This is the repository for a project focusing on unsupervised clustering of gene expression data. To be more specific, we work with monoaminegic neurons in drosophila (fruit flies), and are attempting two main tasks:
- splitting the data set into 4 classes, based on which neurotransmitter the neurons are specialized for (dopamine, serotonin, octopamine or tyramine),
- trying to split the class of dopaminergic neurons further into smaller subclasses (in an exploratory nature, we do not know what could these classes mean).

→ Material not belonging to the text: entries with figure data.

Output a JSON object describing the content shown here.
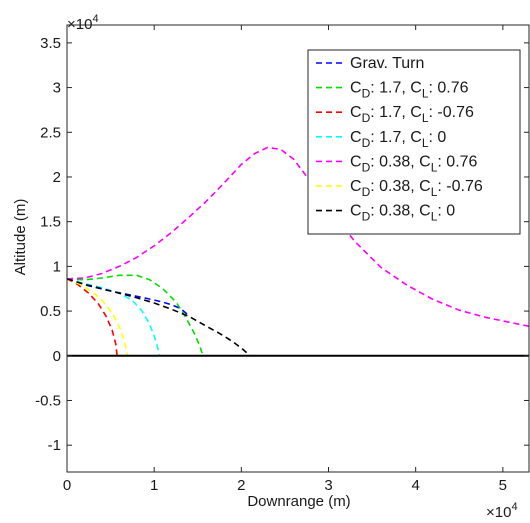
{
  "chart_data": {
    "type": "line",
    "xlabel": "Downrange (m)",
    "ylabel": "Altitude (m)",
    "x_scale_label": "×10",
    "x_scale_exp": "4",
    "y_scale_label": "×10",
    "y_scale_exp": "4",
    "xlim": [
      0,
      53000
    ],
    "ylim": [
      -13000,
      37000
    ],
    "x_ticks": [
      {
        "value": 0,
        "label": "0"
      },
      {
        "value": 10000,
        "label": "1"
      },
      {
        "value": 20000,
        "label": "2"
      },
      {
        "value": 30000,
        "label": "3"
      },
      {
        "value": 40000,
        "label": "4"
      },
      {
        "value": 50000,
        "label": "5"
      }
    ],
    "y_ticks": [
      {
        "value": -10000,
        "label": "-1"
      },
      {
        "value": -5000,
        "label": "-0.5"
      },
      {
        "value": 0,
        "label": "0"
      },
      {
        "value": 5000,
        "label": "0.5"
      },
      {
        "value": 10000,
        "label": "1"
      },
      {
        "value": 15000,
        "label": "1.5"
      },
      {
        "value": 20000,
        "label": "2"
      },
      {
        "value": 25000,
        "label": "2.5"
      },
      {
        "value": 30000,
        "label": "3"
      },
      {
        "value": 35000,
        "label": "3.5"
      }
    ],
    "grid": false,
    "legend_position": "top-right",
    "zero_line": true,
    "series": [
      {
        "name": "Grav. Turn",
        "legend": {
          "pre": "Grav. Turn",
          "sub1": "",
          "mid": "",
          "sub2": "",
          "post": ""
        },
        "color": "#0000ff",
        "x": [
          0,
          1000,
          2000,
          3000,
          5000,
          7000,
          9000,
          11000,
          12000,
          13000,
          14000
        ],
        "y": [
          8600,
          8300,
          7950,
          7700,
          7250,
          6850,
          6450,
          6000,
          5700,
          5300,
          4500
        ]
      },
      {
        "name": "CD: 1.7, CL: 0.76",
        "legend": {
          "pre": "C",
          "sub1": "D",
          "mid": ": 1.7, C",
          "sub2": "L",
          "post": ": 0.76"
        },
        "color": "#00dd00",
        "x": [
          0,
          2000,
          4000,
          6000,
          8000,
          9500,
          11000,
          12500,
          13500,
          14500,
          15200,
          15600
        ],
        "y": [
          8600,
          8500,
          8700,
          9000,
          9000,
          8500,
          7500,
          6000,
          4500,
          2700,
          1200,
          0
        ]
      },
      {
        "name": "CD: 1.7, CL: -0.76",
        "legend": {
          "pre": "C",
          "sub1": "D",
          "mid": ": 1.7, C",
          "sub2": "L",
          "post": ": -0.76"
        },
        "color": "#ff0000",
        "x": [
          0,
          1200,
          2500,
          3600,
          4500,
          5200,
          5600,
          5750
        ],
        "y": [
          8600,
          8000,
          7000,
          5800,
          4400,
          2800,
          1300,
          0
        ]
      },
      {
        "name": "CD: 1.7, CL: 0",
        "legend": {
          "pre": "C",
          "sub1": "D",
          "mid": ": 1.7, C",
          "sub2": "L",
          "post": ": 0"
        },
        "color": "#00ffff",
        "x": [
          0,
          2000,
          4000,
          6000,
          7500,
          8600,
          9400,
          10000,
          10400,
          10600
        ],
        "y": [
          8600,
          8100,
          7600,
          7000,
          6200,
          5000,
          3700,
          2200,
          900,
          0
        ]
      },
      {
        "name": "CD: 0.38, CL: 0.76",
        "legend": {
          "pre": "C",
          "sub1": "D",
          "mid": ": 0.38, C",
          "sub2": "L",
          "post": ": 0.76"
        },
        "color": "#ff00ff",
        "x": [
          0,
          2000,
          4000,
          6000,
          8000,
          10000,
          12000,
          14000,
          16000,
          18000,
          20000,
          21500,
          23000,
          24500,
          26000,
          28000,
          30000,
          33000,
          36000,
          39000,
          42000,
          45000,
          48000,
          50000,
          53000
        ],
        "y": [
          8600,
          8700,
          9200,
          10000,
          11000,
          12300,
          13800,
          15500,
          17300,
          19300,
          21400,
          22600,
          23300,
          23100,
          22000,
          19400,
          16500,
          12800,
          9900,
          7900,
          6300,
          5100,
          4300,
          3900,
          3300
        ]
      },
      {
        "name": "CD: 0.38, CL: -0.76",
        "legend": {
          "pre": "C",
          "sub1": "D",
          "mid": ": 0.38, C",
          "sub2": "L",
          "post": ": -0.76"
        },
        "color": "#ffff00",
        "x": [
          0,
          1500,
          3000,
          4200,
          5300,
          6100,
          6600,
          6800,
          6900
        ],
        "y": [
          8600,
          8000,
          7100,
          6000,
          4600,
          3000,
          1600,
          600,
          0
        ]
      },
      {
        "name": "CD: 0.38, CL: 0",
        "legend": {
          "pre": "C",
          "sub1": "D",
          "mid": ": 0.38, C",
          "sub2": "L",
          "post": ": 0"
        },
        "color": "#000000",
        "x": [
          0,
          2000,
          4000,
          6000,
          8000,
          10000,
          12000,
          14000,
          16000,
          17500,
          19000,
          20200,
          21000
        ],
        "y": [
          8600,
          8000,
          7500,
          7000,
          6500,
          5900,
          5200,
          4400,
          3300,
          2500,
          1600,
          700,
          0
        ]
      }
    ]
  }
}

Tha data we use was part of a larger study of the impact of water deprivation on brain cells in drosophila (link to paper, link to Github repository). As it was shared with us through private channels, we unfortunately cannot share it. Similar is true for the code for kcluster
clustering (Bobrowski & Škraba, "Cluster-Persistence for Weighted Graphs") which we use extensively.
The repository is organized as follows:
- Custom methods written for this specific data set are collected in
clustering_methods.py
. - Most code is written in Jupyter notebooks:
monoaminergic_clustering.ipynb
contains results of classifying monoaminergic neurons into four subtypes.dopaminergic_clustering.ipynb
contains results of of clustering dopaminergic neurons.
- Folder
Images
contains images used in above notebooks. - Folder
Pickle
contains pickled files with commonly used variables.